Every so often, a film comes completely out of left field and manages to redefine an entire genre. With the majority of Hollywood financiers unwilling to take a risk on anything they don’t have complete faith in, these movies tend to come from foreign markets, but the money and cultural impact they achieve leaves a lasting impression on Tinseltown’s ways if thinking. In 2016, it was Train to Busan that grabbed hold of the traditional zombie-flick and slapped it senseless, and reports emerging this week have revealed that the visceral Korean horror movie will soon be getting a sequel.
Much as offerings like Rec and La Horde had achieved before it, the reason that Train To Busan was such a success was that it managed to wipe any trace of American culture out of its storyline. What director Yeon Sang-Ho managed to do was take the themes that made Korean cinema so vivid and memorable, and saturate a traditional zombie story with them.
The downtrodden father who feels like he’s failing his family. A society that shits on its service industry, ruled over by corporations and a government riddled with corruption. The disconnect between an older population who’ve always lived under the threat of apocalypse versus the optimism of their children. Savage acts of violence with the most unlikely and mundane of weapons. It’s all on display here, with the zombie outbreak merely acting as the microscope for a deep cultural analysis of modern Korean culture.
The suffocating and stifling confines of the high-speed train that the virus is rapidly spreading through force the film’s characters into ever desperate and more violent measures. What should be their salvation has instead become their greatest threat, with the infected passengers moving just as quick as the train itself. It’s a story or hopelessness and hope, of savagery and selflessness. Quite simply, it’s beautiful.
The film’s storyline has already been expanded upon, as it was released with an accompanying animated feature called Seoul Station. Just as impactive and haunting as the main movie, that feature detailed the effect of the outbreak on the Korean capital as the Busan train departed. And now it looks like the proposed sequel will follow the spread of the virus to the rest of the Korean countryside.
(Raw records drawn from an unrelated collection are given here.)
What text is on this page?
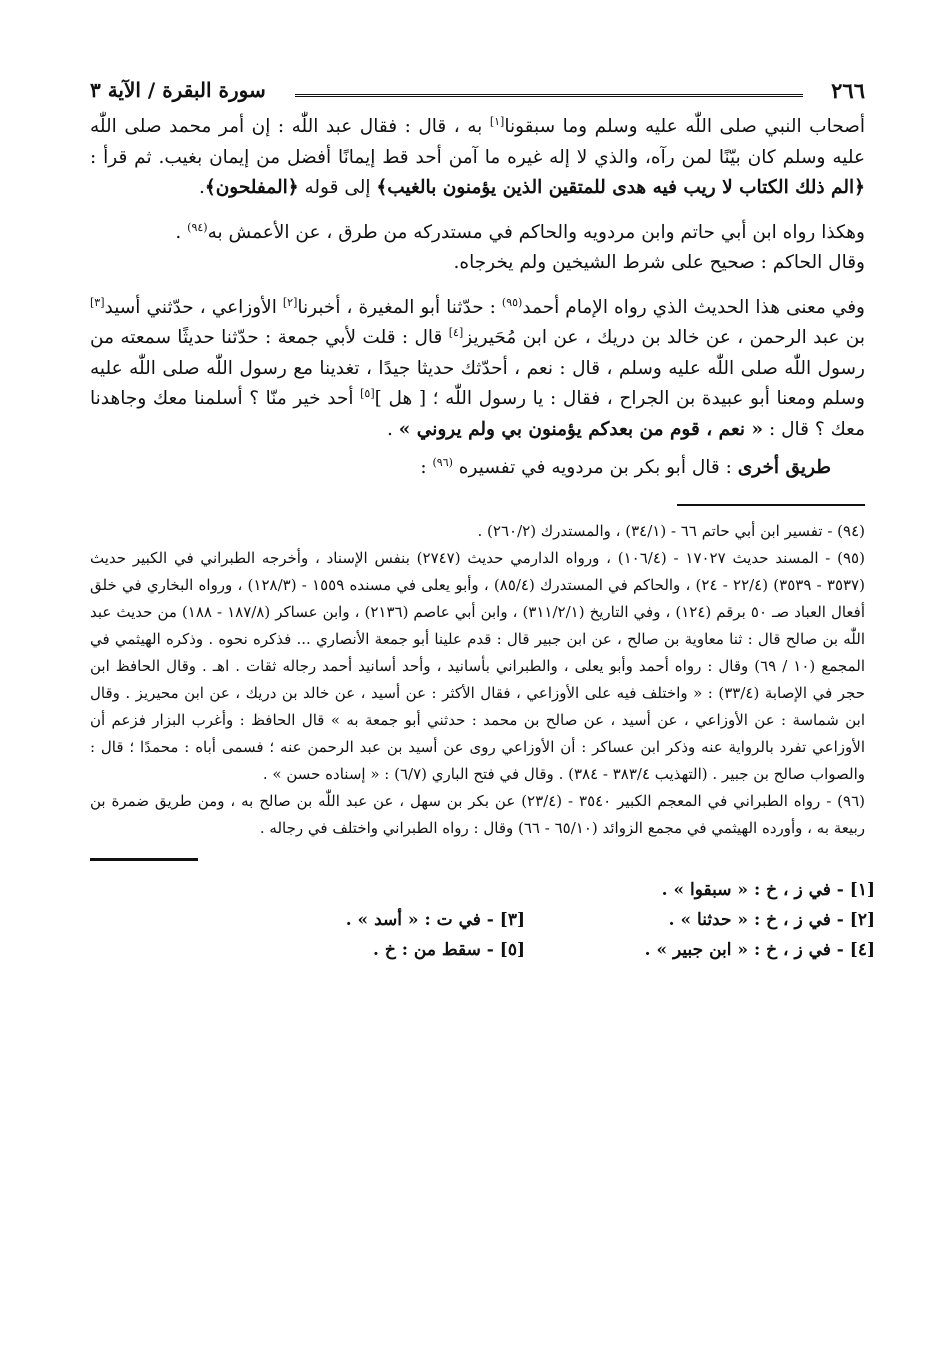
٢٦٦
سورة البقرة / الآية ٣

أصحاب النبي صلى اللّٰه عليه وسلم وما سبقونا[١] به ، قال : فقال عبد اللّٰه : إن أمر محمد صلى اللّٰه عليه وسلم كان بيّنًا لمن رآه، والذي لا إله غيره ما آمن أحد قط إيمانًا أفضل من إيمان بغيب. ثم قرأ : ﴿الم ذلك الكتاب لا ريب فيه هدى للمتقين الذين يؤمنون بالغيب﴾ إلى قوله ﴿المفلحون﴾.

وهكذا رواه ابن أبي حاتم وابن مردويه والحاكم في مستدركه من طرق ، عن الأعمش به$^{(٩٤)}$ .
وقال الحاكم : صحيح على شرط الشيخين ولم يخرجاه.

وفي معنى هذا الحديث الذي رواه الإمام أحمد$^{(٩٥)}$ : حدّثنا أبو المغيرة ، أخبرنا[٢] الأوزاعي ، حدّثني أسيد[٣] بن عبد الرحمن ، عن خالد بن دريك ، عن ابن مُحَيريز[٤] قال : قلت لأبي جمعة : حدّثنا حديثًا سمعته من رسول اللّٰه صلى اللّٰه عليه وسلم ، قال : نعم ، أحدّثك حديثا جيدًا ، تغدينا مع رسول اللّٰه صلى اللّٰه عليه وسلم ومعنا أبو عبيدة بن الجراح ، فقال : يا رسول اللّٰه ؛ [ هل ][٥] أحد خير منّا ؟ أسلمنا معك وجاهدنا معك ؟ قال : « نعم ، قوم من بعدكم يؤمنون بي ولم يروني » .

طريق أخرى : قال أبو بكر بن مردويه في تفسيره $^{(٩٦)}$ :

(٩٤) - تفسير ابن أبي حاتم ٦٦ - (٣٤/١) ، والمستدرك (٢٦٠/٢) .

(٩٥) - المسند حديث ١٧٠٢٧ - (١٠٦/٤) ، ورواه الدارمي حديث (٢٧٤٧) بنفس الإسناد ، وأخرجه الطبراني في الكبير حديث (٣٥٣٧ - ٣٥٣٩) (٢٢/٤ - ٢٤) ، والحاكم في المستدرك (٨٥/٤) ، وأبو يعلى في مسنده ١٥٥٩ - (١٢٨/٣) ، ورواه البخاري في خلق أفعال العباد صـ ٥٠ برقم (١٢٤) ، وفي التاريخ (٣١١/٢/١) ، وابن أبي عاصم (٢١٣٦) ، وابن عساكر (١٨٧/٨ - ١٨٨) من حديث عبد اللّٰه بن صالح قال : ثنا معاوية بن صالح ، عن ابن جبير قال : قدم علينا أبو جمعة الأنصاري ... فذكره نحوه . وذكره الهيثمي في المجمع (١٠ / ٦٩) وقال : رواه أحمد وأبو يعلى ، والطبراني بأسانيد ، وأحد أسانيد أحمد رجاله ثقات . اهـ . وقال الحافظ ابن حجر في الإصابة (٣٣/٤) : « واختلف فيه على الأوزاعي ، فقال الأكثر : عن أسيد ، عن خالد بن دريك ، عن ابن محيريز . وقال ابن شماسة : عن الأوزاعي ، عن أسيد ، عن صالح بن محمد : حدثني أبو جمعة به » قال الحافظ : وأغرب البزار فزعم أن الأوزاعي تفرد بالرواية عنه وذكر ابن عساكر : أن الأوزاعي روى عن أسيد بن عبد الرحمن عنه ؛ فسمى أباه : محمدًا ؛ قال : والصواب صالح بن جبير . (التهذيب ٣٨٣/٤ - ٣٨٤) . وقال في فتح الباري (٦/٧) : « إسناده حسن » .

(٩٦) - رواه الطبراني في المعجم الكبير ٣٥٤٠ - (٢٣/٤) عن بكر بن سهل ، عن عبد اللّٰه بن صالح به ، ومن طريق ضمرة بن ربيعة به ، وأورده الهيثمي في مجمع الزوائد (٦٥/١٠ - ٦٦) وقال : رواه الطبراني واختلف في رجاله .

[١] - في ز ، خ : « سبقوا » .
[٢] - في ز ، خ : « حدثنا » .
[٣] - في ت : « أسد » .
[٤] - في ز ، خ : « ابن جبير » .
[٥] - سقط من : خ .
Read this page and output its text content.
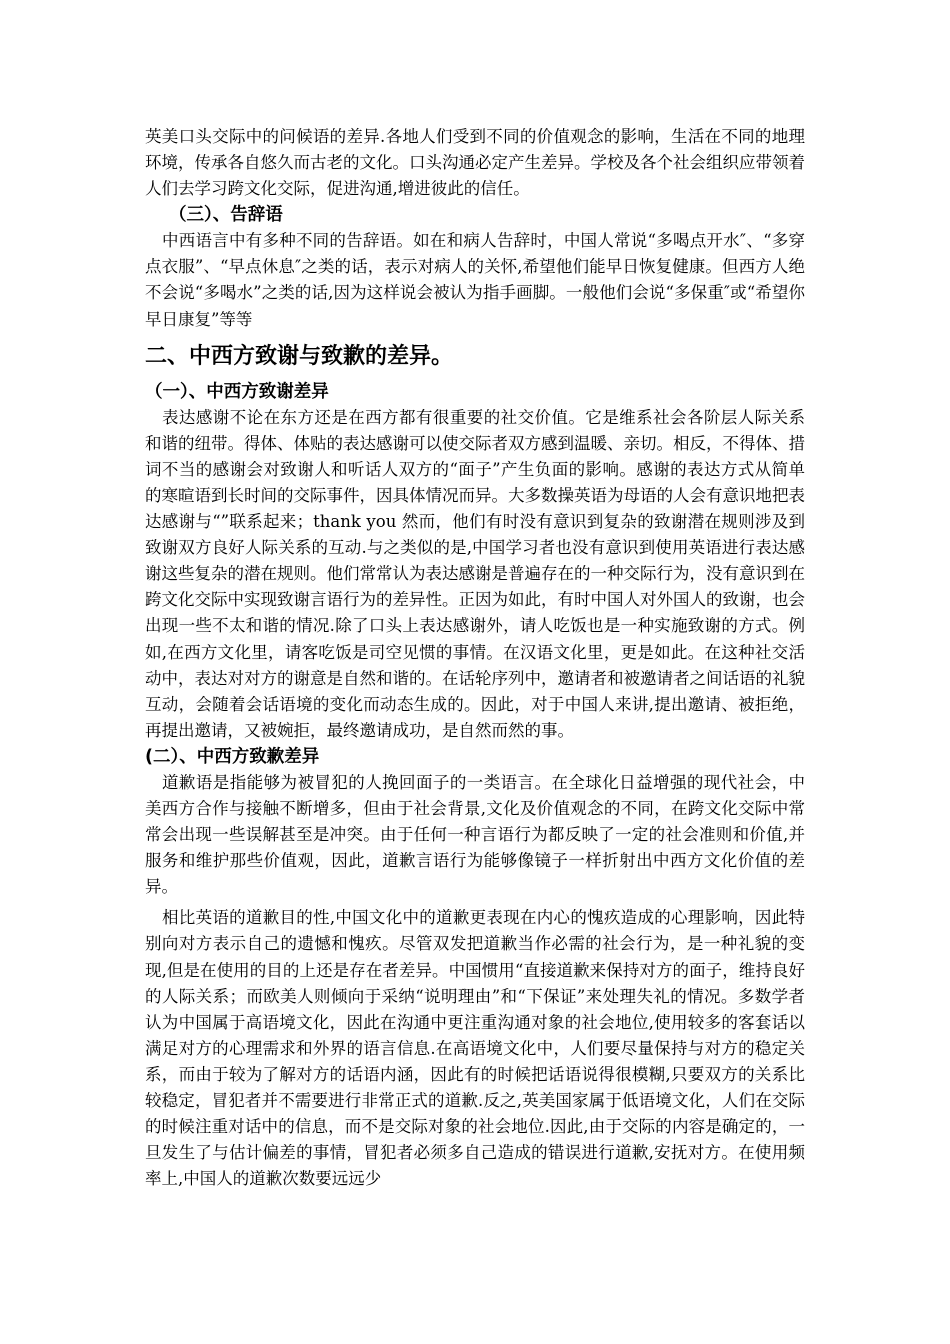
英美口头交际中的问候语的差异.各地人们受到不同的价值观念的影响，生活在不同的地理环境，传承各自悠久而古老的文化。口头沟通必定产生差异。学校及各个社会组织应带领着人们去学习跨文化交际，促进沟通,增进彼此的信任。

（三）、告辞语

中西语言中有多种不同的告辞语。如在和病人告辞时，中国人常说“多喝点开水″、“多穿点衣服”、“早点休息″之类的话，表示对病人的关怀,希望他们能早日恢复健康。但西方人绝不会说“多喝水”之类的话,因为这样说会被认为指手画脚。一般他们会说“多保重″或“希望你早日康复”等等

二、中西方致谢与致歉的差异。
（一）、中西方致谢差异

表达感谢不论在东方还是在西方都有很重要的社交价值。它是维系社会各阶层人际关系和谐的纽带。得体、体贴的表达感谢可以使交际者双方感到温暖、亲切。相反，不得体、措词不当的感谢会对致谢人和听话人双方的“面子”产生负面的影响。感谢的表达方式从简单的寒暄语到长时间的交际事件，因具体情况而异。大多数操英语为母语的人会有意识地把表达感谢与“”联系起来；thank you 然而，他们有时没有意识到复杂的致谢潜在规则涉及到致谢双方良好人际关系的互动.与之类似的是,中国学习者也没有意识到使用英语进行表达感谢这些复杂的潜在规则。他们常常认为表达感谢是普遍存在的一种交际行为，没有意识到在跨文化交际中实现致谢言语行为的差异性。正因为如此，有时中国人对外国人的致谢，也会出现一些不太和谐的情况.除了口头上表达感谢外，请人吃饭也是一种实施致谢的方式。例如,在西方文化里，请客吃饭是司空见惯的事情。在汉语文化里，更是如此。在这种社交活动中，表达对对方的谢意是自然和谐的。在话轮序列中，邀请者和被邀请者之间话语的礼貌互动，会随着会话语境的变化而动态生成的。因此，对于中国人来讲,提出邀请、被拒绝，再提出邀请，又被婉拒，最终邀请成功，是自然而然的事。

(二）、中西方致歉差异

道歉语是指能够为被冒犯的人挽回面子的一类语言。在全球化日益增强的现代社会，中美西方合作与接触不断增多，但由于社会背景,文化及价值观念的不同，在跨文化交际中常常会出现一些误解甚至是冲突。由于任何一种言语行为都反映了一定的社会准则和价值,并服务和维护那些价值观，因此，道歉言语行为能够像镜子一样折射出中西方文化价值的差异。

相比英语的道歉目的性,中国文化中的道歉更表现在内心的愧疚造成的心理影响，因此特别向对方表示自己的遗憾和愧疚。尽管双发把道歉当作必需的社会行为，是一种礼貌的变现,但是在使用的目的上还是存在者差异。中国惯用“直接道歉来保持对方的面子，维持良好的人际关系；而欧美人则倾向于采纳“说明理由”和“下保证”来处理失礼的情况。多数学者认为中国属于高语境文化，因此在沟通中更注重沟通对象的社会地位,使用较多的客套话以满足对方的心理需求和外界的语言信息.在高语境文化中，人们要尽量保持与对方的稳定关系，而由于较为了解对方的话语内涵，因此有的时候把话语说得很模糊,只要双方的关系比较稳定，冒犯者并不需要进行非常正式的道歉.反之,英美国家属于低语境文化，人们在交际的时候注重对话中的信息，而不是交际对象的社会地位.因此,由于交际的内容是确定的，一旦发生了与估计偏差的事情，冒犯者必须多自己造成的错误进行道歉,安抚对方。在使用频率上,中国人的道歉次数要远远少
The AllKPop website has this week published a statement from a representative fo Yeon Sang-Ho confirming that work on the sequel has now begun:
“This film will revisit the same zombie virus that was seen in the original movie, except this time the focus will be expanded to the entire Korean peninsula. We are planning to begin filming in the first half of next year. We still have not cast any actors, so we are still preparing a lot of different things.”
It’s unlikely that the new movie in the franchise will again detail the effects of a zombie virus on a singular speeding form of transport, so it I’ll be intriguing to see where the filmmakers go in order to keep things interesting. The inclusion of US service personnel might make the movie more accessible to international audiences, and adding the country’s North Korean neighbors to the mix could really spice up proceedings.
As more detail about this exciting project comes to light, we’ll be sure to bring it straight to you.